Но… тут не одно «осмысление через описание», не только «вытеснение через запись», «покаяние, исследование» и прочее занудство. Тут создание новых, автономных миров на фундаменте хорошо знакомого материала.
Еще раз подчеркну, материал в этом рассказе, конечно, знакомый, совковый, но смысл его переработки… цель… не социальная критика. Нет, тут ракета текста несется и несет читателя, строчка за строчкой, не в прошлое… прочь от него… а перпендикулярно… в метафизическую, иррациональную мглу, являющую собой суть жизни, субстанцию, не поддающуюся определению.
…
Виктору К.
Сибирь забрала у меня отца – и теперь вашим великолепным чтением отдает мне долг. Этот рокот трущихся в стремнине камней, эта ледяная вода страшной речки… само небытие… и загробные видения… это то, о чем написан рассказ «Инеc».
Ведь эмиграция – это жизнь после смерти. Попытка родиться вновь. Дыхание потустороннего я ощутил впервые тогда, осенью 1962 года. То, что я смог материализовать в тексте, вы смогли передать голосом. Почему нас не понимает читатель? Ведь впадение мертвых вод Стикса в нашу обыденность это не индивидуальное событие… нет, это происходит сейчас, на наших глазах… со всеми… об этом написано, и это надвигается и это слышно сквозь ваш голос. По-хорошему нас должны осаждать фанаты – но мы остаемся в пустоте… Это я заразил вас своим одиночеством.
У меня такое впечатление, что «время сарказмов» осталось где-то далеко позади, на брежневской кухне, а время «реальных действий» так и не пришло.
И бывшие советские люди висят в каком-то новом пространстве невежества, цинизма, отвращения, жестокости.

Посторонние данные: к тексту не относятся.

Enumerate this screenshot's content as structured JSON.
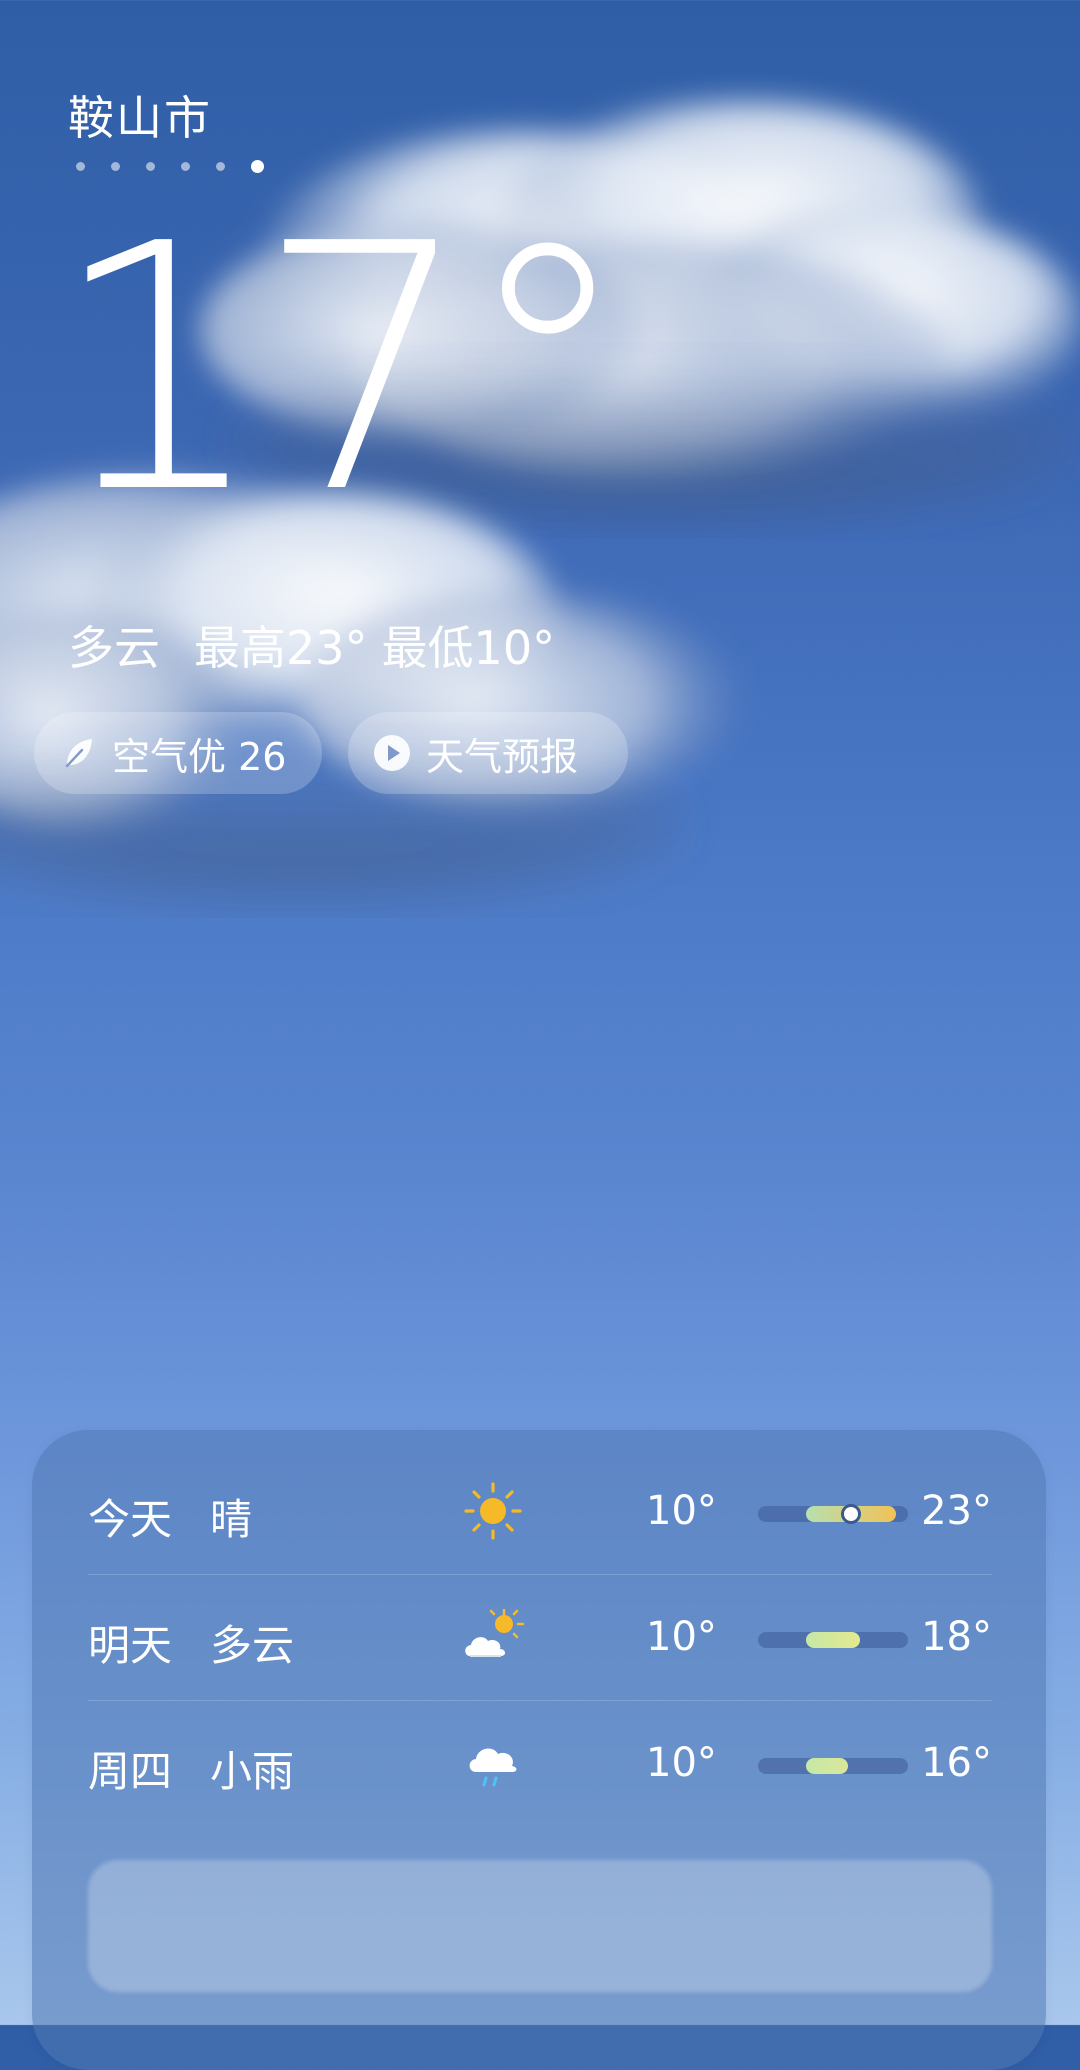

И это самое «обнуление» действительно произошло – где-то около 2000 года, как и предсказывали.
К сожалению – мои рассказы – это тоже явление из класса «сарказмов» – потому они и не воспринимаются современной российской публикой…
…
Ответ придирчивому читателю.
Да, у многих моих литературных героев нет «внутреннего мира». Прогорел. Пропит. Провран. Раздавлен. Нет и развития личности, только хроническая деградация. Нет и эмпатии. Мира нет, есть мирок. Простой, как коробок спичек. В этом мирке – у кого страхи, у кого похоти, у кого дурь, деньги, водка… И единственное, что делает этих особей людьми – страдание и смерть.
…
Переводчику.
Время прошедшее и настоящее, глаголы завершенного и незавершенного действия – я мешаю вполне сознательно. Этот микс должен создавать особенный гротескный эффект «туннельного текста» (по которому автомобили ездят в разные стороны). Понимаю, что это по-немецки трудно передать. Или невозможно. Поэтому, прошу вас переписать эту главу по-немецки так, чтобы было читабельно.
Из записных книжек
Под перьями
Венеция. Конец двадцатого века.
Жарко тут в начале августа. Каналы пованивают.
Но капучино вкусное.
Приехал сюда не ради Венеции, а чтобы посетить галерею Пегги Гуггенхайм.
Это та милая леди, которая завещала себя похоронить рядом с 14-ю своими любимыми собаками.
В ее прекрасном музее, выходящем оградой на Гранд-Канал, мне хотелось посмотреть одну странную картинку (Ива Тайги).
Умница Пегги перестала собирать современное искусство где-то в середине шестидесятых – почувствовала, что эпоха искусства кончилась, и началось – непрекращающееся до сих пор – наглое шарлатанство.
…
Кончилась?
Разумеется, все подобные обобщения – что кончилось, что началось – это не более, чем субъективные спекуляции.
Но… европейское искусство действительно кончилось, умерло вместе с Малером, Скрябиным, Врубелем и подобными им великими людьми еще до Первой мировой. На его могиле выросли цветочки (клее-гессе-прусты-джойсы-кафки), которые хоть и были хороши, но классике все-таки уступали и как волны-последыши довольно быстро исчезли.